Show that $\ker (T)=\{\varphi _n\mid\lambda_n\neq 0\}^\perp $.

What does this $\{\}^\perp $ notation mean? Do I need to show that $\varphi _n$ are perpendicular to each other? If so how?

Answer 1

The notation $S^\perp$ means $\{x\in H\mid \langle x,y\rangle=0,\text{ for all }y\in S\}$.

Let $x\in\ker T$; you need to prove that, for every $m$ with $\lambda_m\ne0$, you have $\langle x,\varphi_m\rangle=0$.

You know that $\sum_n\lambda_n\langle x,\varphi_n\rangle\varphi_n=0$, so also $$ \Bigl<\sum_n\lambda_n\langle x,\varphi_n\rangle\varphi_n,\varphi_m\Bigr> =0 $$ Since the series converges, you can deduce that $$ 0=\sum_n\langle\lambda_n\langle x,\varphi_n\rangle\varphi_n,\varphi_m\rangle =\sum_n\lambda_n\langle x,\varphi_n\rangle\,\langle\varphi_n,\varphi_m\rangle= \lambda_m\langle x,\varphi_m\rangle $$ Since $\lambda_m\ne0$, by assumption, it follows that $\langle x,\varphi_m\rangle=0$.

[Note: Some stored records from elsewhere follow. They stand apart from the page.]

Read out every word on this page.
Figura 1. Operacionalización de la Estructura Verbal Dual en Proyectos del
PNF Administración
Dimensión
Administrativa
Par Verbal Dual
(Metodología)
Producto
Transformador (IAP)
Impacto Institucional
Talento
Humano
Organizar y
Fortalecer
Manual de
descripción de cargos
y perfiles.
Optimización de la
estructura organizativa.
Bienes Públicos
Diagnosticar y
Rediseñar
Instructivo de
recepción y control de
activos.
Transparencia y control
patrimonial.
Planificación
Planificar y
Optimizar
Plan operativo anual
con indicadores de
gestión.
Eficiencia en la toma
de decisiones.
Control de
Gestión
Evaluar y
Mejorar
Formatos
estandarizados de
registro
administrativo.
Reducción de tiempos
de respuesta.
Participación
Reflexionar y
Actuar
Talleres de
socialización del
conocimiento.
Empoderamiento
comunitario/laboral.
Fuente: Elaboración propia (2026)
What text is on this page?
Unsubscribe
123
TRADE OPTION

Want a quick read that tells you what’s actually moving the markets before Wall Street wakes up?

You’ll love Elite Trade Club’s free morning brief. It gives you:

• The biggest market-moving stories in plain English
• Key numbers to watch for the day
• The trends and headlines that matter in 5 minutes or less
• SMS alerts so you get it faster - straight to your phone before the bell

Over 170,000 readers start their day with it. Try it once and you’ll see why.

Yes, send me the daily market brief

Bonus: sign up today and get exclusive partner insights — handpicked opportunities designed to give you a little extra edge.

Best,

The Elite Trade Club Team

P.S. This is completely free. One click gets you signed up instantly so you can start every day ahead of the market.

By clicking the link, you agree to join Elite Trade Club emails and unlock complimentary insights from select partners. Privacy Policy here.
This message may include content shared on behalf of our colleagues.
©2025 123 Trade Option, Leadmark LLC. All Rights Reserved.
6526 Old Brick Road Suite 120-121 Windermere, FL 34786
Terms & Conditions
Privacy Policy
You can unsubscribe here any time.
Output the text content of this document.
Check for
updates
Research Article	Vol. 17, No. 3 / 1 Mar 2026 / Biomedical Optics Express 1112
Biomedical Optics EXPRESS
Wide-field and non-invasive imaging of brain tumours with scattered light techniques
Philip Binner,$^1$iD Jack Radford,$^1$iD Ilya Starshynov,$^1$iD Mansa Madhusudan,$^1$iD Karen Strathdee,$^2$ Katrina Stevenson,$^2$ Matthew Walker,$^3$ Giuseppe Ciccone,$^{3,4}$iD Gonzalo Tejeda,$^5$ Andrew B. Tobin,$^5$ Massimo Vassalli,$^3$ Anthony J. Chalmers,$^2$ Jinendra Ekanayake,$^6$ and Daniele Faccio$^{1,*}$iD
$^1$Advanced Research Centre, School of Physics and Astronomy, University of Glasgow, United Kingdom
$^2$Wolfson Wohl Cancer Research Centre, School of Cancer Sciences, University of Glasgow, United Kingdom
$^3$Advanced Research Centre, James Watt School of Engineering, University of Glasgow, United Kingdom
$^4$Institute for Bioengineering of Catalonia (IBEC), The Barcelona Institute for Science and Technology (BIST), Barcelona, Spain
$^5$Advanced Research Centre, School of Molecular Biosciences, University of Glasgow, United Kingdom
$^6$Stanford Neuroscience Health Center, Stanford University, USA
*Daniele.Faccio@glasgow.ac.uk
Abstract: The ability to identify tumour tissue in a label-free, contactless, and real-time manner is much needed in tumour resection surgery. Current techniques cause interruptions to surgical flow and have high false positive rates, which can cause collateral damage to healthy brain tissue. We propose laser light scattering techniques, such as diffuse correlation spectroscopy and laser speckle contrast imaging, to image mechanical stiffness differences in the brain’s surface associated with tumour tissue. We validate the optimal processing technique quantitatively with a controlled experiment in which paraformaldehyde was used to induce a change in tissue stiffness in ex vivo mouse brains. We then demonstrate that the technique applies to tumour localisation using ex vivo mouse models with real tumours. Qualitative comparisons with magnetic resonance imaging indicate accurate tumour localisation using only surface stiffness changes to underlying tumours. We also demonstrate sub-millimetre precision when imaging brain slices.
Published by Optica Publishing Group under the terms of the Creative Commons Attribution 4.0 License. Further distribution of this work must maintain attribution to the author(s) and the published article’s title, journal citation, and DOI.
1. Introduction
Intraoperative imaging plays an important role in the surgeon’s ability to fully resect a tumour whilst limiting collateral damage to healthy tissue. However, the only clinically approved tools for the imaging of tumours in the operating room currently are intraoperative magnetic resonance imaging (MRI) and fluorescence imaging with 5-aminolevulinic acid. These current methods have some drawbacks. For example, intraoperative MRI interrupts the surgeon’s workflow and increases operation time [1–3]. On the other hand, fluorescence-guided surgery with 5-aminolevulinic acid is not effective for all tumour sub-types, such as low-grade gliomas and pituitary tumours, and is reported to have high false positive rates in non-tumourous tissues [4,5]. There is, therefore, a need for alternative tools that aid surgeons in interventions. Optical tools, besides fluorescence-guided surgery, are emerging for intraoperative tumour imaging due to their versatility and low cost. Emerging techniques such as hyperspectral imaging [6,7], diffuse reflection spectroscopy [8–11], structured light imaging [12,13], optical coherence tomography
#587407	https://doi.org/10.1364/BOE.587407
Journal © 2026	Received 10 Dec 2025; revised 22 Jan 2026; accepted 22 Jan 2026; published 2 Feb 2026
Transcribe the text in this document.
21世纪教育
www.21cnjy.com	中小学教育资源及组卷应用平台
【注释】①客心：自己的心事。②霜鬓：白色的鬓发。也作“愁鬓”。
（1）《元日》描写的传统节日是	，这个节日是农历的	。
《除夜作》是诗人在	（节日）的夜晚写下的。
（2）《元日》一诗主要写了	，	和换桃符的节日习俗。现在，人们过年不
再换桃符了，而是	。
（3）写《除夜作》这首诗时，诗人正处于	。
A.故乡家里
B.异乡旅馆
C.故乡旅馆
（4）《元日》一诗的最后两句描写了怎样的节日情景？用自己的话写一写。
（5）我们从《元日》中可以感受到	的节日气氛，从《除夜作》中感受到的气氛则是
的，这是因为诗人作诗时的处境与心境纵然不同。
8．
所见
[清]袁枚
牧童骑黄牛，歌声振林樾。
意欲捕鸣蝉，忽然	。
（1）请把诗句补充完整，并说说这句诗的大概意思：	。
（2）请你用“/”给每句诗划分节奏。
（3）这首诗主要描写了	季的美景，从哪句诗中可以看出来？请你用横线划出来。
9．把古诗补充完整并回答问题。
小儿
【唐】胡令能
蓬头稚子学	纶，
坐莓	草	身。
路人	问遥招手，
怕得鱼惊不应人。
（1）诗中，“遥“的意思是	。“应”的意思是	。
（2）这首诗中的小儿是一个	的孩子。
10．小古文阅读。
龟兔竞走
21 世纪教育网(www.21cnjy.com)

Conversely, you need to show that, if $\langle x,\varphi_m\rangle=0$ whenever $\lambda_m\ne0$, then $x\in\ker T$, meaning that $\sum_n\lambda_n\langle x,\varphi_n\rangle\varphi_n=0$. Can you show it?

Answer 2

HINT: You need to use the fact that $\phi_n$ is orthonormal. That is, $\left\langle \phi_n,\phi_m \right\rangle = \left\lbrace \begin{array}{cc} 0 & n \neq m \\ 1 & n = m \end{array} \right.$. Start by supposing that $f \in \ker(T)$ so that $T(f) = \sum_{n=1}^\infty \lambda_n \left\langle f,\phi_n \right\rangle \phi_n=0$. What can you say if $f$ is one of the $\phi_m$s? Try working with the definition of orthogonal.